I would change the yoghurt to something less sweet, e.g. unsweetened natural yoghurt with some fresh fruit for a start. Then I would decide how much of that it would be reasonable for her to have as part of the healthy balanced diet you provide and make only that available.

Then I would be perfectly happy for her to eat the food I had made available, including the yoghurt, in whatever order she liked, taking as much or a little as she wants of what is on offer. I wouldn't comment on her choices or try to push the savoury.

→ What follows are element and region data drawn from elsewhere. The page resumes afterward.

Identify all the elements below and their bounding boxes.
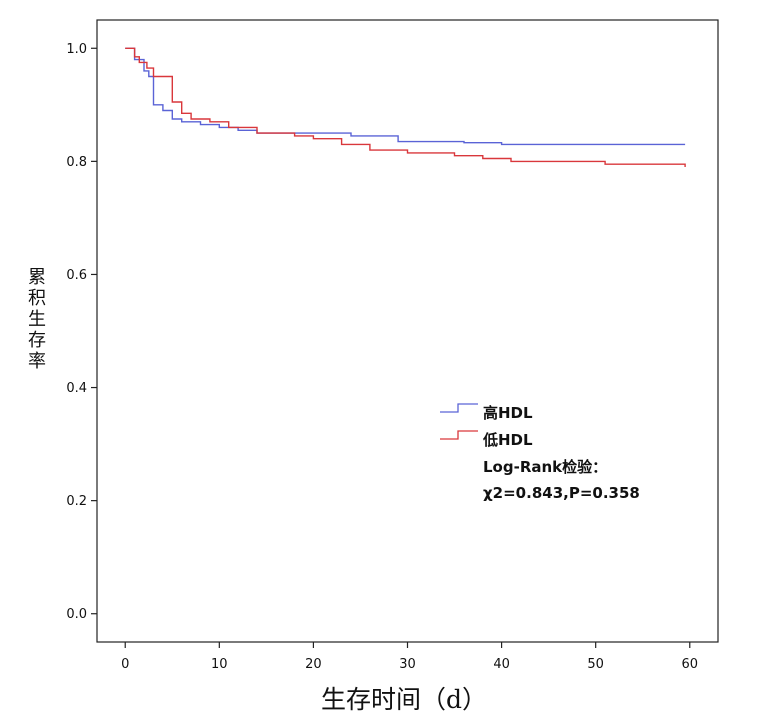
chi-square-statistic: χ2=0.843,P=0.358: [483, 484, 640, 502]
x-axis-title: 生存时间（d）: [321, 685, 487, 714]
y-tick-label: 0.8: [66, 155, 87, 170]
y-axis-title-char: 生: [28, 309, 46, 330]
x-tick-label: 50: [587, 657, 604, 672]
x-tick-label: 0: [121, 657, 129, 672]
x-tick-label: 10: [211, 657, 228, 672]
y-axis-title-char: 累: [28, 267, 46, 288]
legend: 高HDL 低HDL Log-Rank检验： χ2=0.843,P=0.358: [440, 403, 640, 502]
x-tick-label: 30: [399, 657, 416, 672]
series-line-low-hdl: [125, 47, 686, 167]
x-tick-label: 20: [305, 657, 322, 672]
legend-swatch-high-hdl: [440, 403, 478, 413]
x-tick-label: 60: [681, 657, 698, 672]
log-rank-test-label: Log-Rank检验：: [483, 458, 607, 476]
y-axis-title-char: 存: [28, 330, 46, 351]
y-tick-label: 0.6: [66, 268, 87, 283]
legend-swatch-low-hdl: [440, 430, 478, 440]
series-line-high-hdl: [125, 47, 686, 146]
y-tick-label: 1.0: [66, 42, 87, 57]
legend-label-high-hdl: 高HDL: [483, 404, 533, 422]
y-axis-title-char: 率: [28, 351, 46, 372]
x-tick-label: 40: [493, 657, 510, 672]
x-axis: 0 10 20 30 40 50 60: [121, 642, 698, 672]
legend-label-low-hdl: 低HDL: [482, 431, 533, 449]
y-tick-label: 0.2: [66, 494, 87, 509]
y-axis-title-char: 积: [28, 288, 46, 309]
y-tick-label: 0.0: [66, 607, 87, 622]
y-axis: 0.0 0.2 0.4 0.6 0.8 1.0: [66, 42, 97, 622]
series-layer: [125, 47, 686, 167]
y-tick-label: 0.4: [66, 381, 87, 396]
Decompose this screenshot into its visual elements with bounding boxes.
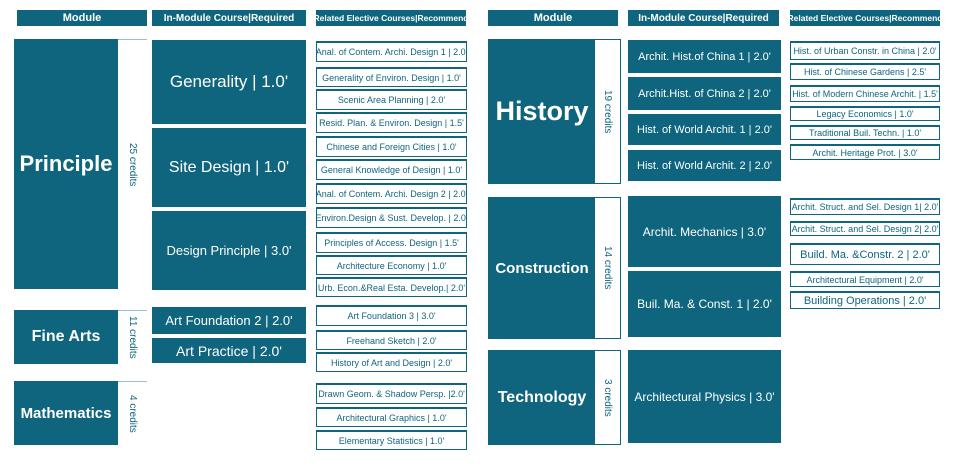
left-elective-4: Resid. Plan. & Environ. Design | 1.5' [316,112,467,133]
right-elective-5: Traditional Buil. Techn. | 1.0' [790,125,940,140]
module-principle-label: Principle [14,39,118,289]
right-course-hist-world-2: Hist. of World Archit. 2 | 2.0' [628,150,781,181]
module-principle-credits: 25 credits [118,39,147,289]
module-mathematics: Mathematics 4 credits [14,381,147,445]
left-elective-13: Freehand Sketch | 2.0' [316,330,467,350]
right-elective-1: Hist. of Urban Constr. in China | 2.0' [790,41,940,60]
right-elective-6: Archit. Heritage Prot. | 3.0' [790,144,940,160]
left-elective-15: Drawn Geom. & Shadow Persp. |2.0' [316,383,467,404]
left-elective-5: Chinese and Foreign Cities | 1.0' [316,136,467,157]
left-course-art-foundation-2: Art Foundation 2 | 2.0' [152,307,306,334]
module-history-credits: 19 credits [595,40,620,183]
module-construction-label: Construction [489,198,595,338]
module-mathematics-label: Mathematics [14,381,118,445]
right-course-archit-physics: Architectural Physics | 3.0' [628,350,781,443]
left-course-generality: Generality | 1.0' [152,40,306,124]
left-elective-11: Urb. Econ.&Real Esta. Develop.| 2.0' [316,277,467,297]
left-elective-10: Architecture Economy | 1.0' [316,255,467,275]
right-elective-10: Architectural Equipment | 2.0' [790,271,940,287]
right-course-hist-china-2: Archit.Hist. of China 2 | 2.0' [628,77,781,110]
left-elective-header: Related Elective Courses|Recommend [316,10,466,26]
left-course-header: In-Module Course|Required [152,10,306,26]
module-history: History 19 credits [488,39,621,184]
module-fine-arts-credits: 11 credits [118,310,147,364]
right-elective-4: Legacy Economics | 1.0' [790,106,940,121]
right-elective-2: Hist. of Chinese Gardens | 2.5' [790,63,940,80]
module-technology: Technology 3 credits [488,350,621,445]
left-elective-2: Generality of Environ. Design | 1.0' [316,67,467,87]
left-course-design-principle: Design Principle | 3.0' [152,211,306,290]
right-module-header: Module [488,10,618,26]
left-module-header: Module [17,10,147,26]
module-history-label: History [489,40,595,183]
left-elective-12: Art Foundation 3 | 3.0' [316,305,467,326]
left-elective-16: Architectural Graphics | 1.0' [316,407,467,427]
module-technology-credits: 3 credits [595,351,620,444]
left-elective-14: History of Art and Design | 2.0' [316,352,467,372]
right-elective-3: Hist. of Modern Chinese Archit. | 1.5' [790,85,940,102]
module-mathematics-credits: 4 credits [118,381,147,445]
right-course-buil-ma-const-1: Buil. Ma. & Const. 1 | 2.0' [628,271,781,337]
right-course-archit-mechanics: Archit. Mechanics | 3.0' [628,196,781,267]
module-principle: Principle 25 credits [14,39,147,289]
right-elective-11: Building Operations | 2.0' [790,291,940,309]
module-technology-label: Technology [489,351,595,444]
right-course-header: In-Module Course|Required [628,10,779,26]
left-elective-9: Principles of Access. Design | 1.5' [316,232,467,253]
right-elective-7: Archit. Struct. and Sel. Design 1| 2.0' [790,198,940,215]
left-elective-1: Anal. of Contem. Archi. Design 1 | 2.0' [316,41,467,62]
module-fine-arts-label: Fine Arts [14,310,118,364]
module-fine-arts: Fine Arts 11 credits [14,310,147,364]
left-course-art-practice: Art Practice | 2.0' [152,338,306,363]
right-course-hist-world-1: Hist. of World Archit. 1 | 2.0' [628,114,781,145]
right-elective-header: Related Elective Courses|Recommend [790,10,940,26]
right-course-hist-china-1: Archit. Hist.of China 1 | 2.0' [628,40,781,73]
left-elective-3: Scenic Area Planning | 2.0' [316,89,467,110]
left-elective-17: Elementary Statistics | 1.0' [316,430,467,450]
module-construction: Construction 14 credits [488,197,621,339]
right-elective-9: Build. Ma. &Constr. 2 | 2.0' [790,243,940,265]
left-elective-6: General Knowledge of Design | 1.0' [316,159,467,180]
left-course-site-design: Site Design | 1.0' [152,128,306,207]
module-construction-credits: 14 credits [595,198,620,338]
left-elective-7: Anal. of Contem. Archi. Design 2 | 2.0' [316,183,467,204]
left-elective-8: Environ.Design & Sust. Develop. | 2.0' [316,207,467,228]
right-elective-8: Archit. Struct. and Sel. Design 2| 2.0' [790,221,940,236]
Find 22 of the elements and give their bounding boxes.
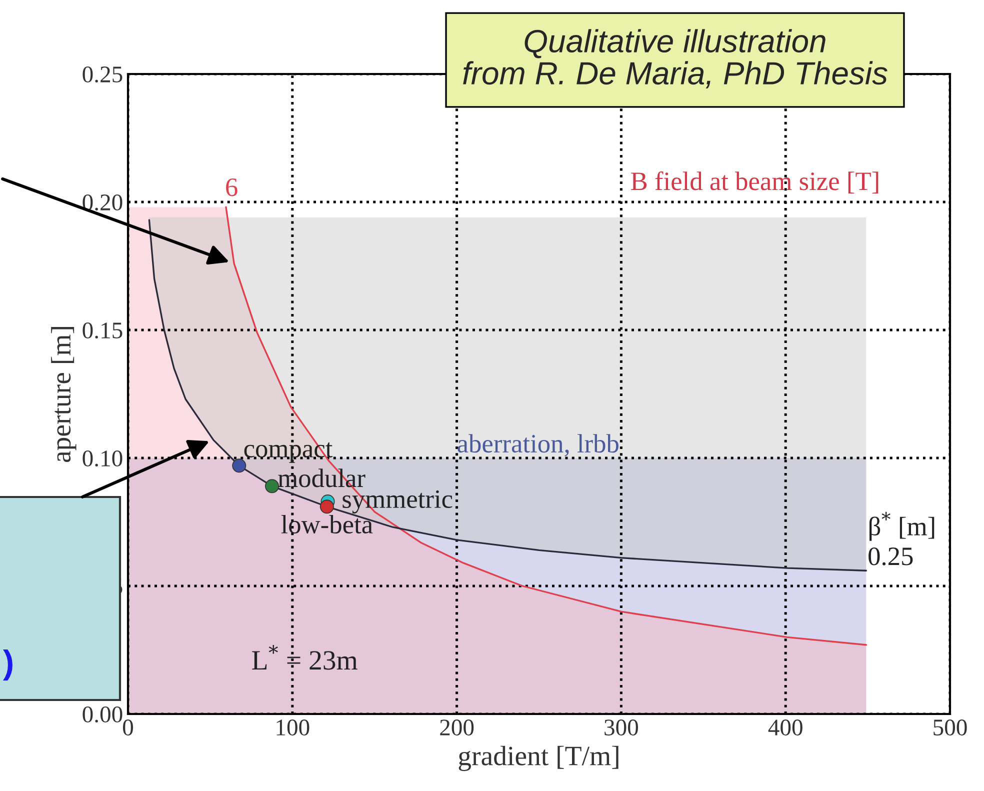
annotation: B field at beam size [T] — [631, 171, 878, 194]
annotation: β$^{*}$ [m] — [870, 512, 934, 541]
x-tick-label: 500 — [934, 720, 967, 736]
annotation: Qualitative illustration from R. De Maria, PhD Thesis — [463, 29, 888, 88]
y-tick-label: 0.00 — [82, 706, 122, 723]
y-tick-label: 0.15 — [82, 322, 122, 339]
y-axis-title: aperture [m] — [51, 327, 76, 462]
series-label: 0.25 — [868, 547, 913, 566]
series-label: 6 — [226, 178, 238, 196]
x-tick-label: 200 — [440, 720, 474, 736]
text: ) — [3, 649, 12, 681]
y-tick-label: 0.20 — [82, 194, 122, 211]
x-tick-label: 300 — [604, 720, 638, 736]
band-label: aberration, lrbb — [458, 434, 618, 456]
annotation: low-beta — [281, 514, 373, 534]
annotation: L$^{*}$ = 23m — [252, 644, 358, 670]
y-tick-label: 0.10 — [82, 450, 122, 467]
x-tick-label: 400 — [768, 720, 802, 736]
x-tick-label: 0 — [122, 720, 134, 736]
x-tick-label: 100 — [276, 720, 310, 736]
y-tick-label: 0.25 — [82, 66, 122, 83]
x-axis-title: gradient [T/m] — [458, 746, 618, 772]
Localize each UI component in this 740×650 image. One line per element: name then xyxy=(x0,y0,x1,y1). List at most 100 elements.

That way she learns not to view sweet foods as rewards or savoury as something to be endured. If she only eats the yoghurt for a meal, there won't be enough to fill her up so she will be hungry at the next meal time which will make the savoury a lot more attractive to her.

Don't be scared to let her get hungry. Try to limit snacks so that when the savoury arrives at the table she is enthusiastic to eat. I don't mean starving and distressed; just looking forward to eating.

Stop trying to negotiate over food. You provide a healthy balanced diet and it is her job to decide what food from that selection goes in her mouth. When she's finished, take the food away without comment, including without praise. Any other approach is unnecessarily controlling and much more likely to make food a battleground.

NorthernLurker · 06/05/2018 23:31

Rules about food are a really bad idea, especially for girls. Food as a reward is also a bad idea.
Food is fuel and different people like different things.

DuchyDuke · 06/05/2018 23:33

I bet if you switch to a natural yoghurt with no sweet fruit for dessert, she’ll stop asking for it altogether & just go with the main.

boatyroo · 06/05/2018 23:38

Agree with leaving the main out. My 2 year old often goes back to his main, sometimes alternating mouthfuls, e.g fish, yoghurt, fish, yoghurt.
Not what I would want to do but it means he eats more.
As others have said, I'm quite conscious not to make the pudding into a reward. Sometimes he has it, sometimes not, but it's not dependent on the main meal being finished first.